Always sad to see someone move on from a community, but it usually means they are headed to a new one, so it's still only bitter-sweet.

Having said that, I feel that x13 hasn't abandoned the X on the ICS front and official CM9 nightlies probably aren't too far away.

Still, your move is understandable. Enjoy your Gnex!

All the best,

-HG


----------



## BigRalphN (Jul 5, 2011)

I was referring to verizon and motorola. I see developers still working hard and google even said I should should work on the x. My son still has his dx so I may need to get stuff for that.

Sent from my DROIDX using Tapatalk


----------



## Jubakuba (Sep 8, 2011)

I love my GNex!
You'll be so pleased with it.
That being said...
I still lurk here =]
And I plan on keeping the X up to date.
That...and...I have to thoroughly test builds and push the best MIUIWiz builds to my mom.


----------



## BigRalphN (Jul 5, 2011)

Jubakuba said:


> I love my GNex!
> You'll be so pleased with it.
> That being said...
> I still lurk here =]
> ...


I have considered keeping the x up to date also. My charging jack is messed up though and it is hard to get it to charge.
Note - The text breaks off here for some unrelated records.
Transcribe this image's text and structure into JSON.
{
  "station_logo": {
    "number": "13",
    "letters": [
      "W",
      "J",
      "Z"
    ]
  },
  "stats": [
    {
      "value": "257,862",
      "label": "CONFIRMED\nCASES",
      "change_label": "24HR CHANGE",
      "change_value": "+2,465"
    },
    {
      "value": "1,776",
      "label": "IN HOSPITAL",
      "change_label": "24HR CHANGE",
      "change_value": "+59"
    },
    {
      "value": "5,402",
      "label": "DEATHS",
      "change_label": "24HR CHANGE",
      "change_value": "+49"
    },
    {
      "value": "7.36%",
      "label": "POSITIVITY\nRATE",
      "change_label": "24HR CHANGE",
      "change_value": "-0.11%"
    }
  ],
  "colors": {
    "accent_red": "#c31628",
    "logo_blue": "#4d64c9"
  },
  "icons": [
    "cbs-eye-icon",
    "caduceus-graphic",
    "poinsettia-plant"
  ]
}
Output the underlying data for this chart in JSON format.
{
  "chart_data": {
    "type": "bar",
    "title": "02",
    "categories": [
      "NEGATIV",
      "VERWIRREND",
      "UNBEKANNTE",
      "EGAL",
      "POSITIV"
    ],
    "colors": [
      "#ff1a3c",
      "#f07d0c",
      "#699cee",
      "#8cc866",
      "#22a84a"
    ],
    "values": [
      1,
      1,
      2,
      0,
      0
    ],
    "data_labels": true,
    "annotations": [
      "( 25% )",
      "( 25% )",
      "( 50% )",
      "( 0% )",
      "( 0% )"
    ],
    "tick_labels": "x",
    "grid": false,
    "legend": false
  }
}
Sent from my Galaxy Nexus using Tapatalk


----------



## twisted_58 (Feb 27, 2012)

BigRalphN said:


> I have considered keeping the x up to date also. My charging jack is messed up though and it is hard to get it to charge.
> 
> Sent from my Galaxy Nexus using Tapatalk


If you can still get one try the powermat battery pack for the DX. It just replaces the battery cover with a new one (no bulky case). Just the first thing that comes to mind when trying to circumvent the charge port.


----------



## BigRalphN (Jul 5, 2011)

twisted_58 said:


> If you can still get one try the powermat battery pack for the DX. It just replaces the battery cover with a new one (no bulky case). Just the first thing that comes to mind when trying to circumvent the charge port.


That is a good idea if we need to use it again. Thanks.

Sent from my Galaxy Nexus using Tapatalk


----------